(Oleh: Pemimpin Redaksi Medialibas.com)
Garut Opini,Medialibas.com – Garut tempo dulu adalah lukisan alam yang sempurna. Hutan-hutan lebatnya menjulang bak benteng hijau di kaki Gunung Cikuray, Papandayan, dan Guntur. Sungai-sungainya mengalir jernih, membawa kehidupan bagi sawah dan kebun yang terbentang. Udara sejuknya menembus paru-paru, memberi kesehatan dan ketenangan bagi penduduknya.
“Garut adalah anugerah alam yang menjadi kebanggaan Priangan Timur bukan sekadar cerita, tetapi kenyataan yang pernah ada,”
Kini, saat kita mencoba menelusuri jejak itu, kenyataan yang terlihat justru membuat hati perih. Pemandangan asri yang dahulu jadi ciri khas telah sirna, digantikan lahan gundul, sungai keruh, udara panas, dan deretan berita bencana alam. Apa yang dulunya menjadi simbol kesejahteraan dan harmoni kini berubah menjadi potret luka bumi.
Sejarah Alam Garut – Harmoni yang Terjaga
Pada awal abad ke-19, ketika Kabupaten Garut resmi dibentuk, alamnya adalah modal terbesar masyarakat.

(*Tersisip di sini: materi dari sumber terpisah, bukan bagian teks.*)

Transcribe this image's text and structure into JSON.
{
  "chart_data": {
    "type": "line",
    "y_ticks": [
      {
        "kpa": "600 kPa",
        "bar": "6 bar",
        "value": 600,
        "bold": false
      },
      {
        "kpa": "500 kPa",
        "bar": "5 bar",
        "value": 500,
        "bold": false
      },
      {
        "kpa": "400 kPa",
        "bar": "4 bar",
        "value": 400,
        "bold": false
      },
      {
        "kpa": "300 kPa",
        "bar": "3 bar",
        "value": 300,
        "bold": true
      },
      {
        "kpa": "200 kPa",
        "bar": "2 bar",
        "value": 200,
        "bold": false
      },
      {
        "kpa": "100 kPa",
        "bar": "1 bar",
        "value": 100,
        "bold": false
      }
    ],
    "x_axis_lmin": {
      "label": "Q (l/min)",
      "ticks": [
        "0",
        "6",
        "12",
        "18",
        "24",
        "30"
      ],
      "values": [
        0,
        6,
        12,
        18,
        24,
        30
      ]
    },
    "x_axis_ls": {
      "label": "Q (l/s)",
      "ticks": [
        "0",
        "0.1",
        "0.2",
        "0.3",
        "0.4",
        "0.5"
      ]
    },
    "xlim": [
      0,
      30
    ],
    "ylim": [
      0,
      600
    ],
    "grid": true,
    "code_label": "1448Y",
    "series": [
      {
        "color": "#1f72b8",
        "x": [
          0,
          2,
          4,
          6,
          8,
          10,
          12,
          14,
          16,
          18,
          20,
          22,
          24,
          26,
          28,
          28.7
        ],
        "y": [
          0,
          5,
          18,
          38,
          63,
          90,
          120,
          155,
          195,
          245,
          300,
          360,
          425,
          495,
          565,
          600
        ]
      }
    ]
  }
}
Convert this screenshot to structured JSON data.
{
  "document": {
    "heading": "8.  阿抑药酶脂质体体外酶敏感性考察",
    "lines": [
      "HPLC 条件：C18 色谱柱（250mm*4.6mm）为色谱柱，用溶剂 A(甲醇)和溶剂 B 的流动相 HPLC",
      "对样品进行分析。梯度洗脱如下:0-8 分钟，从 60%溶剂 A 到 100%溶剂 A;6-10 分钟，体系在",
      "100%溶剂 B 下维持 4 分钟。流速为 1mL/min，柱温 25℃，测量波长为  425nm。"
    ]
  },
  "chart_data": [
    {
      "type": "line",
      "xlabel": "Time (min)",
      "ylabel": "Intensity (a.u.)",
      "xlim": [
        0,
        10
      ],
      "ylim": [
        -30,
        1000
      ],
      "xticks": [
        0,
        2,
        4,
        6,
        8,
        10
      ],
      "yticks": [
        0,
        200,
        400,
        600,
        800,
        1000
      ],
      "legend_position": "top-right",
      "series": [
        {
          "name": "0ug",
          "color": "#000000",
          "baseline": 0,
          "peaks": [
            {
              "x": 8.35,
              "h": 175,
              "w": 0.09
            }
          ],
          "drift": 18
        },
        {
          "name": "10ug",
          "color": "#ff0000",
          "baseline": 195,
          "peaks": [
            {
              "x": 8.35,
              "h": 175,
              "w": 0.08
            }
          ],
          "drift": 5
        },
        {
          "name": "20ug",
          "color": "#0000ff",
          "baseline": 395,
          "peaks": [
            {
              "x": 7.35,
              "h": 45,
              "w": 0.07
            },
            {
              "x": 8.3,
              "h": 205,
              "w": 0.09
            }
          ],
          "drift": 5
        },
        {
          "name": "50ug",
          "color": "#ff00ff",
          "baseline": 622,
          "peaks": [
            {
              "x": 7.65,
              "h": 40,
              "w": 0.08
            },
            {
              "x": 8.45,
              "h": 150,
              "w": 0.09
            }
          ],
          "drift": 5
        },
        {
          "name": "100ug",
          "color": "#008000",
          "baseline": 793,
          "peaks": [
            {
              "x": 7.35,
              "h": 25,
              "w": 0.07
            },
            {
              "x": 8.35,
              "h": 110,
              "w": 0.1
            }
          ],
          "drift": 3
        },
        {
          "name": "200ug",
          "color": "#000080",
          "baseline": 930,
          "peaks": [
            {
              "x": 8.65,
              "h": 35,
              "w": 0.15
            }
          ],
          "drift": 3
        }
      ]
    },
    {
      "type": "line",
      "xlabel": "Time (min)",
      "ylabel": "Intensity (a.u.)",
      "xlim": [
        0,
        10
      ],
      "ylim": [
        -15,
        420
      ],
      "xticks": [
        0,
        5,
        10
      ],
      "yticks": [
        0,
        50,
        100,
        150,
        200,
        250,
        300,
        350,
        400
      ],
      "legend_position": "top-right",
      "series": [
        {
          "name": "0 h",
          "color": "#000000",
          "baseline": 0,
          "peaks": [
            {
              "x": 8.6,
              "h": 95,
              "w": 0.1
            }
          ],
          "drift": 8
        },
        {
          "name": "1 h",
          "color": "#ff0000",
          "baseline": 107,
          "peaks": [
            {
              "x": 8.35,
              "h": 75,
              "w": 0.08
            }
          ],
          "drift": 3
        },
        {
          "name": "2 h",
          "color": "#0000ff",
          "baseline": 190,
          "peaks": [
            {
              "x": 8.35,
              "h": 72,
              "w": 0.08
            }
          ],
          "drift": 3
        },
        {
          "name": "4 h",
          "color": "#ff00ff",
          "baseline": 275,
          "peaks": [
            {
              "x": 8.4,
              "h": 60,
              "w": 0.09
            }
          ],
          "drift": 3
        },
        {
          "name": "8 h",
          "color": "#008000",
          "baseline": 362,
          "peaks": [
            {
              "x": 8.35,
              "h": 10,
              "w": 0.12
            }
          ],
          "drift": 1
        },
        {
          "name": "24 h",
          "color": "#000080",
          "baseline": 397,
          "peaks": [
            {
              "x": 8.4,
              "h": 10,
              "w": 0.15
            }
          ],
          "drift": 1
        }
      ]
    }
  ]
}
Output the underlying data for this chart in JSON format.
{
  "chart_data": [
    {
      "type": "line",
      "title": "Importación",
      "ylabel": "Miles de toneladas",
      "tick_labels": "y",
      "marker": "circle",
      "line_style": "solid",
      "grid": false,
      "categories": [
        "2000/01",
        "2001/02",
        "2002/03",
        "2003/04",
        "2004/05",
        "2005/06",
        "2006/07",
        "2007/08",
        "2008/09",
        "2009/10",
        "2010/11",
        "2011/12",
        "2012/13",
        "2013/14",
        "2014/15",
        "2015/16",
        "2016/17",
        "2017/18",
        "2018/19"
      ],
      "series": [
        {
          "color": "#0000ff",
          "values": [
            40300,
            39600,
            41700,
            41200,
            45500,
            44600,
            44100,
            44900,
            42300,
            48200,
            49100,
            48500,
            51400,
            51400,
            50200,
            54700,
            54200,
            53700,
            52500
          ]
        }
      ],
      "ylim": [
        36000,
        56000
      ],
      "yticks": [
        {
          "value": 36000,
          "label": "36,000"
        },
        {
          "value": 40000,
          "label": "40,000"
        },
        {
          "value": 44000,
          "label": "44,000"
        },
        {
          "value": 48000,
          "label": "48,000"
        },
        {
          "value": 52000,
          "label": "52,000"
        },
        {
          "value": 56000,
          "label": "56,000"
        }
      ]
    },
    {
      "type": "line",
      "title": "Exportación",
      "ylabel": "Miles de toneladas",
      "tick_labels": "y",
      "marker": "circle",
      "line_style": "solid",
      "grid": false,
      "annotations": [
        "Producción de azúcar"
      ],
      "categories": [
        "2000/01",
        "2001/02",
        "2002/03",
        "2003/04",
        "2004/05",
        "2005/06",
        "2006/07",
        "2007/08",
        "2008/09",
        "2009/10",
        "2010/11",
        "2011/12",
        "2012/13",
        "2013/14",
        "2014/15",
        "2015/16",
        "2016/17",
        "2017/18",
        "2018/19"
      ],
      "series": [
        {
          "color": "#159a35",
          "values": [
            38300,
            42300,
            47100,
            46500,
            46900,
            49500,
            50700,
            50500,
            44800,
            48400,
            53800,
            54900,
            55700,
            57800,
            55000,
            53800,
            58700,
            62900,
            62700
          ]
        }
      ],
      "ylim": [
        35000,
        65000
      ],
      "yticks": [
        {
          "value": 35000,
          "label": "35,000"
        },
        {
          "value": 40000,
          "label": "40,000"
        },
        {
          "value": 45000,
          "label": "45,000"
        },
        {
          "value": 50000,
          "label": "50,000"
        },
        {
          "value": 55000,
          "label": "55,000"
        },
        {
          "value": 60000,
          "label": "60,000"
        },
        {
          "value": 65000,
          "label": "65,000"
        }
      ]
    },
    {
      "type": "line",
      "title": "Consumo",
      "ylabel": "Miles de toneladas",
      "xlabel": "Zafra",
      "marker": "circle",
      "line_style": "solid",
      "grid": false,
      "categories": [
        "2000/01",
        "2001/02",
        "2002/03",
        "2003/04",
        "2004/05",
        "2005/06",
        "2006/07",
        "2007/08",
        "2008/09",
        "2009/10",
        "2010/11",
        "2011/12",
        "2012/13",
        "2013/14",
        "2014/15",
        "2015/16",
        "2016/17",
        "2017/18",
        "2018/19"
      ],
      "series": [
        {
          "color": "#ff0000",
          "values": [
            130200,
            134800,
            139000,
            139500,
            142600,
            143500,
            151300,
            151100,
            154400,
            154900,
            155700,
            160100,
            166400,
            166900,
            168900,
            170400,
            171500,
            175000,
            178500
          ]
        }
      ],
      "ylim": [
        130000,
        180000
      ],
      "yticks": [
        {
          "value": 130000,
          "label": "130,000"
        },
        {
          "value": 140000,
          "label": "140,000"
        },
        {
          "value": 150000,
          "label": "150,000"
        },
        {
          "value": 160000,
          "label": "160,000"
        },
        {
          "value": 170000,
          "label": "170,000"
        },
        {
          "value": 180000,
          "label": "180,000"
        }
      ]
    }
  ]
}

Hutan menjadi sumber bahan baku rumah, obat-obatan, dan bahan kerajinan. Sungai dan mata air menopang pertanian serta peternakan. Gunung dan bukitnya melindungi dari badai dan banjir.
Sementara,masyarakat adat dan petani memahami bahwa alam bukan sekadar sumber ekonomi, melainkan bagian dari kehidupan yang harus dijaga keseimbangannya.
Ada kearifan lokal yang sederhana namun kuat: menebang pohon berarti menanam kembali, mengambil hasil hutan berarti membiarkan hutan tumbuh kembali. Prinsip ini membuat Garut mampu hidup makmur tanpa merusak sumber daya yang dimiliki.
Perubahan yang Menghancurkan
Sayangnya, prinsip itu mulai hilang ketika kepentingan ekonomi jangka pendek mengambil alih. Penebangan liar terjadi di banyak titik, sering kali melibatkan oknum yang memiliki kekuatan modal dan perlindungan politik. Lahan hutan dialihfungsikan menjadi perkebunan tanpa reboisasi, pemukiman, atau bahkan tambang yang menggerus lereng gunung.
Kerusakan ini bukan hasil dari “proses alamiah” atau “takdir”, melainkan akibat nyata dari keserakahan manusia. Lebih menyakitkan lagi, banyak di antara para pelaku yang lolos dari jerat hukum, entah karena kelengahan aparat atau karena sengaja dibiarkan.
Alam Menagih Balas
Kerusakan lingkungan selalu menagih hutang. Di Garut, kita membayar mahal. Longsor merenggut rumah dan nyawa, banjir bandang menghanyutkan sawah dan ternak, kekeringan membuat warga berebut air bersih. Dulu Garut menjadi daerah subur yang memberi makan wilayah sekitarnya, kini di beberapa kecamatan masyarakat harus bergantung pada pasokan air tangki saat kemarau.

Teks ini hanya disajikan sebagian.